Noi possiamo sapere, infatti, grazie all’analisi dei contenuti a cui i motori AI hanno assegnato delle etichette di classificazione (le tag), quali sono:

– gli argomenti che li interessano maggiormente

– le tipologie di contenuto che guardano di più

– i canali con cui interagiscono di più

Queste informazioni, che vengono raccolte sia da utenti profilati sia da utenti anonimi, consentono di costruire un messaggio personalizzato con gli elementi più efficaci nello spingere il consumatore lungo il buyer’s journey, dritto dritto nelle braccia del brand.

Tutto ciò aiuta a costruire una relazione sempre più forte, che parte da un concetto che possiamo chiamare “digital trust”: i clienti si sentono a loro agio nel condividere i propri dati personali quando vengono utilizzati in modi che aggiungono valore alla loro esperienza.

Lo strumento migliore per applicare la Content Intelligence

Abbiamo dimenticato però un fattore importante: dall’avvento del digitale, i canali di comunicazione del brand si sono moltiplicati. Per cui, se consideriamo l’aggregazione dei dati tratti dallo stesso contenuto pubblicato sui vari canali, ci rendiamo conto che è un’azione dispendiosa, visto l’utilizzo di piattaforme di gestione diverse.

Pensateci un attimo: nonostante ci sia un contenuto e N rappresentazioni dello stesso, per quanto i dati riguardino tutti lo stesso asset digitale non si presentano in maniera unitaria. Se avessimo una stessa foto, caricata in formati diversi su differenti canali (sito web, e-commerce etc.), avremmo strumenti di analytics diversi, che ci darebbero magari più file excel, da dover poi rapportare e unire in tabelle pivot.

Il team di Marketing di turno dovrebbe unire a mano i file e i dati al loro interno, con il rischio di fare errori dato che le metriche misurate dal sistema che ospita il sito e quello che ospita l’e-commerce potrebbero essere diverse (es. secondi sulla pagina o minuti sulla pagina) e i dati andrebbero convertiti.

Questo problema non si pone con un DAM che integra nativamente la Content Intelligence come THRON perché la sua natura di DAM (Digital Asset Management) consente di accentrare sulla piattaforma tutti i contenuti, tenendo sott’occhio il loro intero ciclo di vita, dalla creazione alla pubblicazione fino a misurare l’impatto sugli utenti.

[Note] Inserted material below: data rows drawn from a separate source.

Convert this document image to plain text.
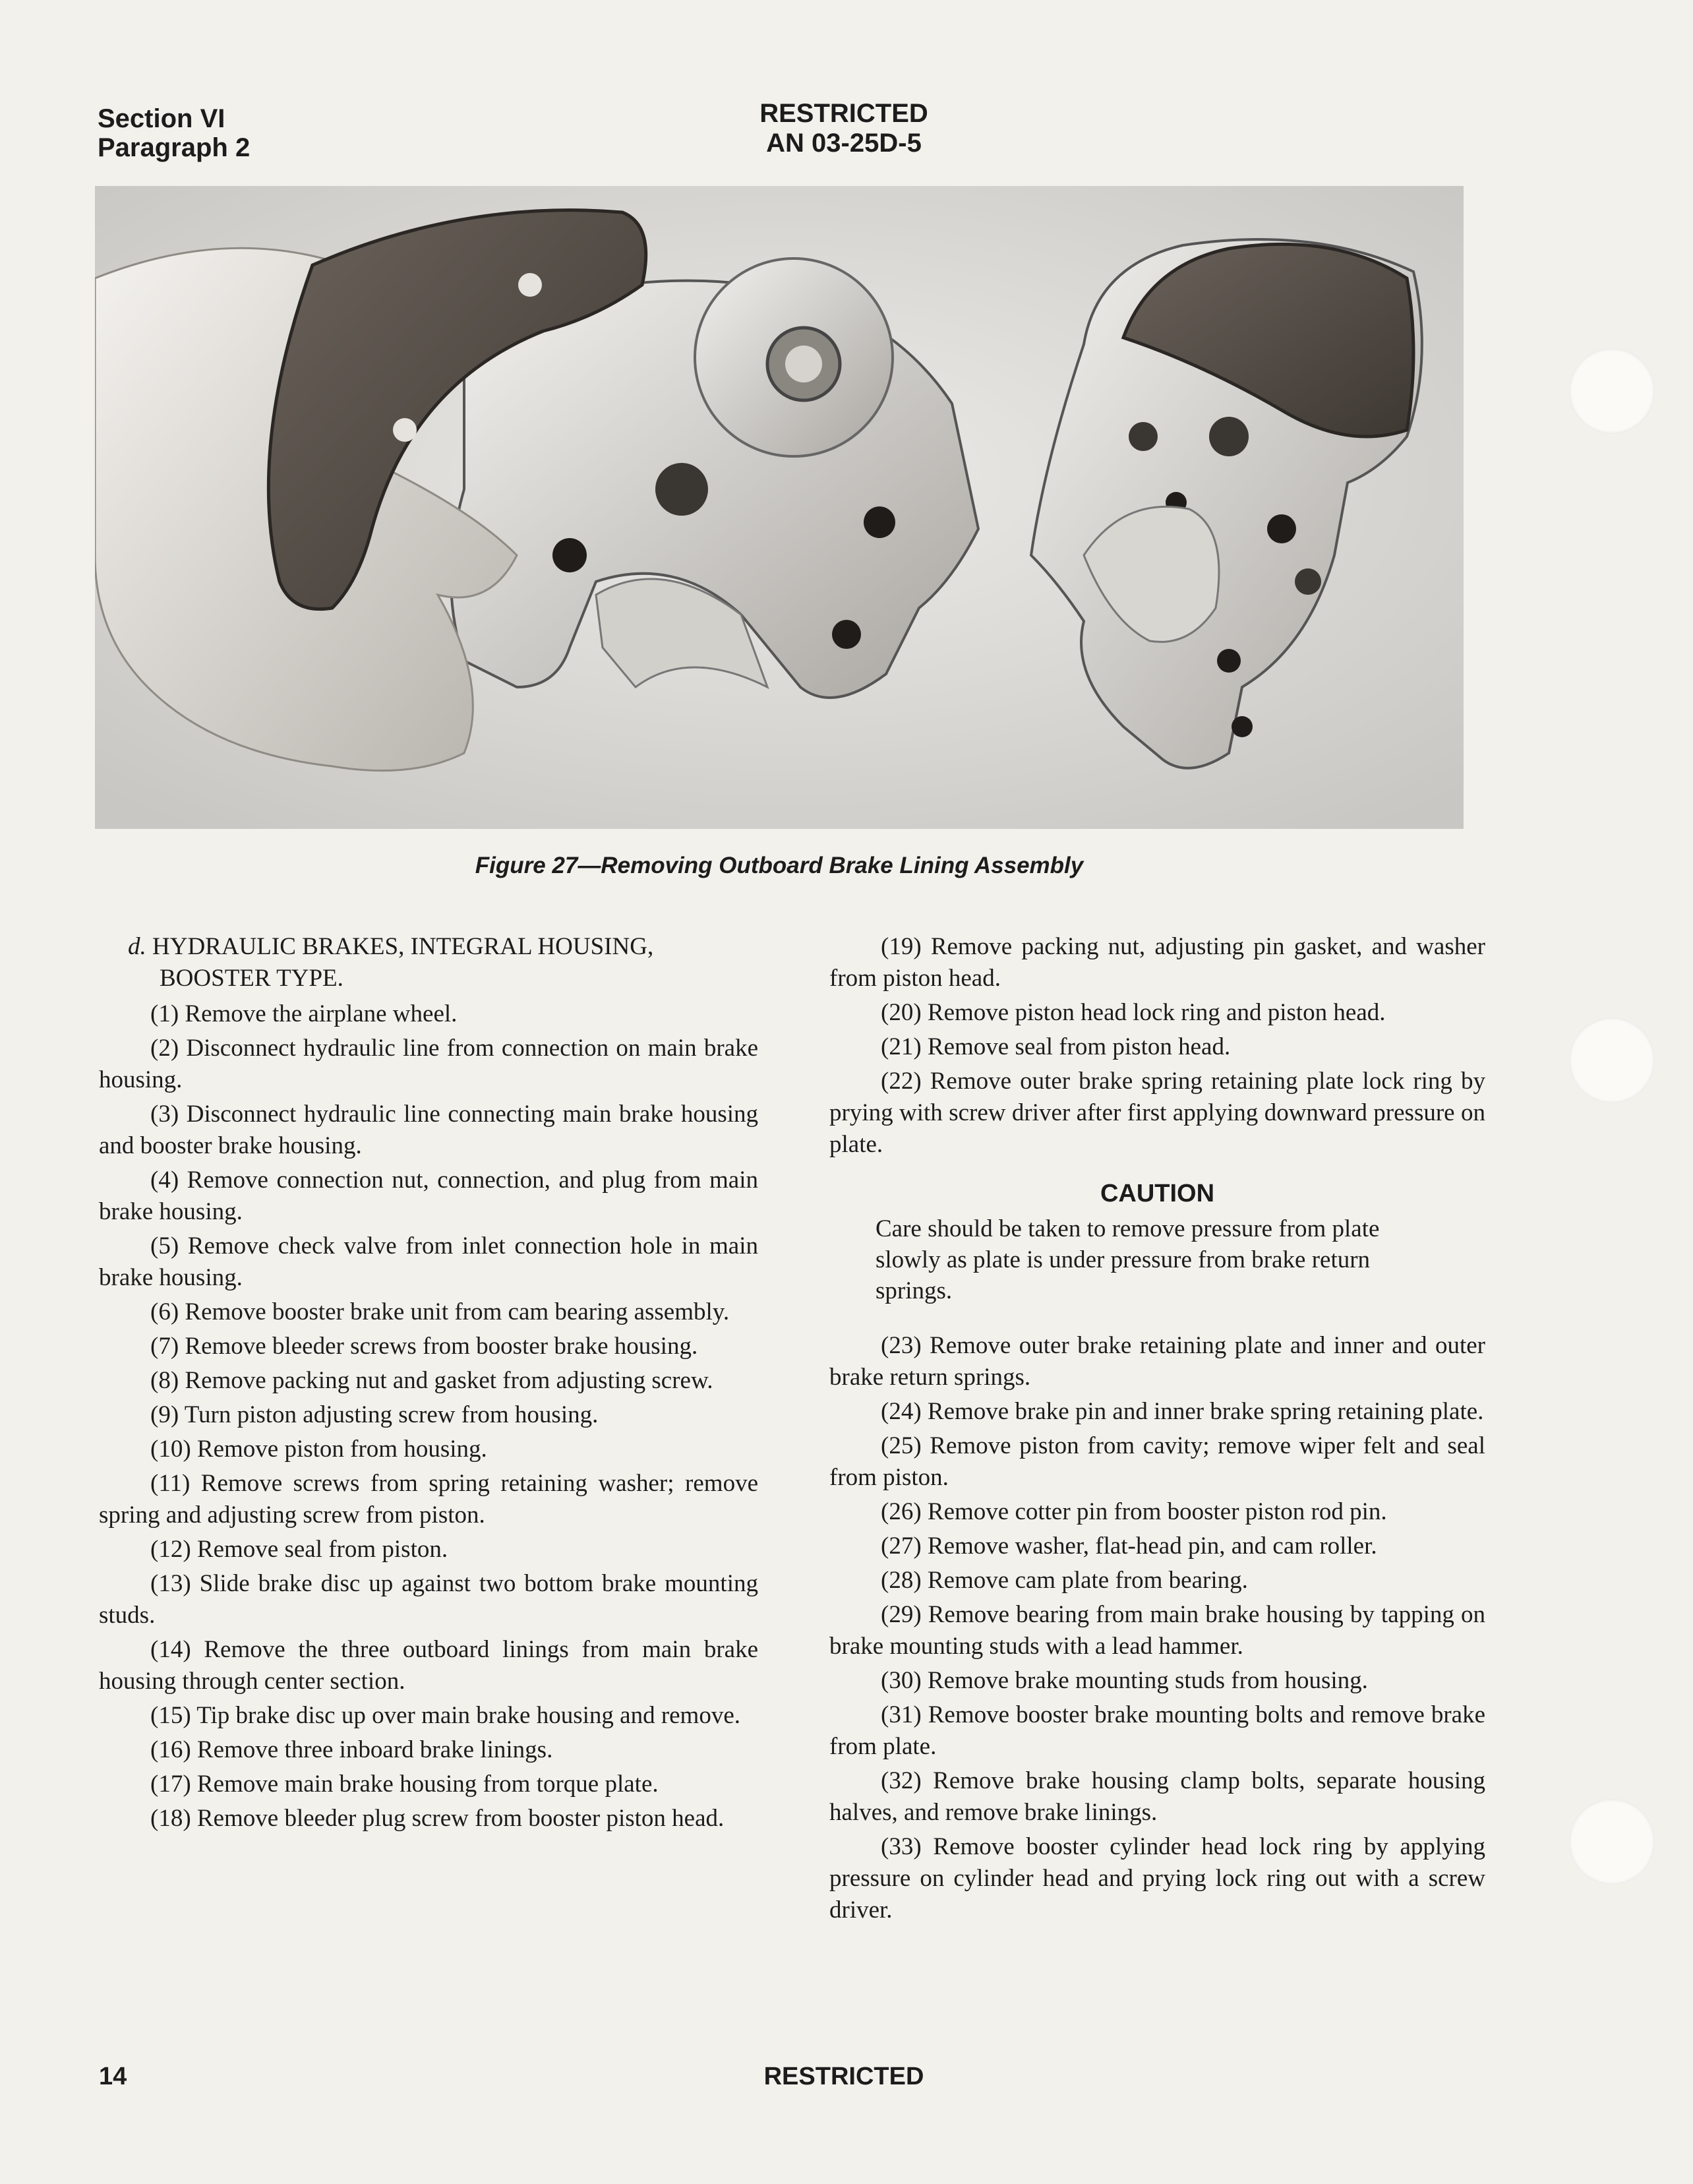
Section VI
Paragraph 2
RESTRICTED
AN 03-25D-5
Figure 27—Removing Outboard Brake Lining Assembly

d. HYDRAULIC BRAKES, INTEGRAL HOUSING,
BOOSTER TYPE.

(1) Remove the airplane wheel.

(2) Disconnect hydraulic line from connection on main brake housing.

(3) Disconnect hydraulic line connecting main brake housing and booster brake housing.

(4) Remove connection nut, connection, and plug from main brake housing.

(5) Remove check valve from inlet connection hole in main brake housing.

(6) Remove booster brake unit from cam bearing assembly.

(7) Remove bleeder screws from booster brake housing.

(8) Remove packing nut and gasket from adjusting screw.

(9) Turn piston adjusting screw from housing.

(10) Remove piston from housing.

(11) Remove screws from spring retaining washer; remove spring and adjusting screw from piston.

(12) Remove seal from piston.

(13) Slide brake disc up against two bottom brake mounting studs.

(14) Remove the three outboard linings from main brake housing through center section.

(15) Tip brake disc up over main brake housing and remove.

(16) Remove three inboard brake linings.

(17) Remove main brake housing from torque plate.

(18) Remove bleeder plug screw from booster piston head.

(19) Remove packing nut, adjusting pin gasket, and washer from piston head.

(20) Remove piston head lock ring and piston head.

(21) Remove seal from piston head.

(22) Remove outer brake spring retaining plate lock ring by prying with screw driver after first applying downward pressure on plate.

CAUTION
Care should be taken to remove pressure from plate slowly as plate is under pressure from brake return springs.

(23) Remove outer brake retaining plate and inner and outer brake return springs.

(24) Remove brake pin and inner brake spring retaining plate.

(25) Remove piston from cavity; remove wiper felt and seal from piston.

(26) Remove cotter pin from booster piston rod pin.

(27) Remove washer, flat-head pin, and cam roller.

(28) Remove cam plate from bearing.

(29) Remove bearing from main brake housing by tapping on brake mounting studs with a lead hammer.

(30) Remove brake mounting studs from housing.

(31) Remove booster brake mounting bolts and remove brake from plate.

(32) Remove brake housing clamp bolts, separate housing halves, and remove brake linings.

(33) Remove booster cylinder head lock ring by applying pressure on cylinder head and prying lock ring out with a screw driver.

14	RESTRICTED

Esso, grazie al “lavoro” operato dai motori AI che hanno classificato i contenuti, si presenta come un archivio ordinato dove è presente un’unica versione di ogni contenuto, che viene adattato in tempo reale al canale di destinazione prescelto.

E i dati raccolti, sia di tipo quantitativo (anagrafica, provenienza, device utilizzato) sia di tipo qualitativo (gli interessi degli utenti, sia profilati sia anonimi) vengono aggregati automaticamente dalla piattaforma in una dashboard dove tutto è visibile e tracciabile.

A questo punto, con questo pool di informazioni sul cliente integrato con altri sistemi di gestione dati quali il CRM, abbiamo una panoramica completa dell’intero percorso di visualizzazione dell’utente e sappiamo rendere le sue esperienze ancora più efficaci con una strategia di Marketing “tarata” sui suoi interessi e coerente con il momento e il canale in cui si trova.

Ricollegandoci al discorso della loyalty, essa non è morta. Basta semplicemente renderla “smart” con una migliore customer experience. Come diceva John Ruskin la qualità non è mai casuale, è sempre il risultato di uno sforzo intelligente. In questo caso di uno sforzo di Content Intelligence.